Ah! que alegria estar aqui, dizem os trevosos. Adoram propagar intrigas, difamações e calúnias, um hobby sofisticado, que somente os mais altos na hierarquia demoníaca praticam, porque o procedimento deve alcançar resultados de monta, face à sua credibilidade inicial, mediante a escolha criteriosa dos boateiros a cooptar.
O incentivo à lascívia também é praticado, direcionado a todos que no Congresso circulam, porque é de fácil disseminação, sendo suave para a lascívia, com a sua conotação de prazer sexual, encontrar guarida até entre os clérigos, pastores e no cardinalato católico. Ademais, os comprimidos para estímulos à ereção são parceiros exemplares das falanges trevosas, que vêm seduzindo empresários do setor farmacêutico para incrementar a produção e baixar o preço do produto.
O pequeno grupo de trevosos, que tentou implantar o direcionamento de parlamentares para o uso abusivo álcool, não se deu bem, porque a mesa diretora da Câmara criou a milícia “detecta bafo” e ameaçou os pinguços, com penalizações por falta de decoro, dentre outras tantas cominações regimentais.
Contudo, a turma da cocaína foi bem-sucedida, porque a droga aumenta a energia, dá sensação de poder e a vigilância do entorno passa batida.
Asmodeus, demônio associado à luxúria e à destruição, Belial, associado à perversão e à maldade, e Astaroth, um lorde do inferno, associado a conhecimento de segredos, estão no topo dos trabalhos dos trevosos na cúpula côncava e operavam livremente. Agora, surgiu fato novo na Esplanada, com a entrada em cena de clérigos vinculados à Catedral Metropolitana Nossa Senhora Aparecida, que dista apenas 1,9 km do Congresso, também chamada de Catedral de Brasília.
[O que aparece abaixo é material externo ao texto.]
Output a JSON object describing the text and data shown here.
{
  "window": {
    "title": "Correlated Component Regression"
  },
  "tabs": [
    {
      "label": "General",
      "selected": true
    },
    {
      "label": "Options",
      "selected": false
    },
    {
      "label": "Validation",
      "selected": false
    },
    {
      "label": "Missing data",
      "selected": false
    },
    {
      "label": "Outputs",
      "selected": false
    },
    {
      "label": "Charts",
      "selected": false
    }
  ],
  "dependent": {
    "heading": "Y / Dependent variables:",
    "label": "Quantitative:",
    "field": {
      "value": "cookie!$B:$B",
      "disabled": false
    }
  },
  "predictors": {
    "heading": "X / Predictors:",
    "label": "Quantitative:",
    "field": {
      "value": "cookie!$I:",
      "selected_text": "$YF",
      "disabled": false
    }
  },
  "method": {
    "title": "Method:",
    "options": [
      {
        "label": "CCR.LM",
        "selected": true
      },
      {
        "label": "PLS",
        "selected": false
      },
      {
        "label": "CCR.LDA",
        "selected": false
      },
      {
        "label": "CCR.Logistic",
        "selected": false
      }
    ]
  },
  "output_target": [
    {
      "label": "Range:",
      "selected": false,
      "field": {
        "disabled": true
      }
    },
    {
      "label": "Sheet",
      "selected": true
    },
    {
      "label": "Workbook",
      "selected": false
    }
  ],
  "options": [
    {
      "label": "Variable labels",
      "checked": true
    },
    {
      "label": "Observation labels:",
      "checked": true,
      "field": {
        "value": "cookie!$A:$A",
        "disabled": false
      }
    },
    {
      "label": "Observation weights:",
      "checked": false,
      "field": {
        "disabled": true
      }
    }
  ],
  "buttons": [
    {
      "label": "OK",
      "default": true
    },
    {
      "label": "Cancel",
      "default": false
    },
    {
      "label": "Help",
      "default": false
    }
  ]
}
Segundo os clérigos, com a posse do novo presidente da Câmara dos Deputados, urge blindá-lo da influência da cúpula côncava e de seus famigerados ocupantes e influenciadores trevosos.
Estão sendo agendadas novenas com rezas prolongadas e súplicas encarecidas a São José Operário, padroeiro dos trabalhadores; São Mateus, padroeiro dos contadores e banqueiros, e a São Judas Tadeu, padroeiro das causas desesperadas e dos casos difíceis.
Segundo Nicanor, “a queda de braço ainda mal começou e os trevosos estão em vantagem, porque o novo presidente da Câmara “afirmou que pretende construir acordo com o Supremo Tribunal Federal, para aumentar o número de deputados naquela Casa, passando dos atuais 513, para 527”.
Asmodeus, o mais impetuoso dos patronos da cúpula côncava foi ao delírio, exclamando “Maravilhoso, a clientela vai aumentar”. eufórico acrescentou:
“Reúnam as falanges e façam pressão no Supremo, porque o careca é difícil. Vamos lutar para aumentar o número de deputados para 600, por enquanto, porque quanto mais carne fresca na Esplanada, melhor. “Aplaudam as trevas, meus queridos e” Viva as Trevas”, gritaram os trevosos, arrebatados em êxtase delirante e convulsivo!!!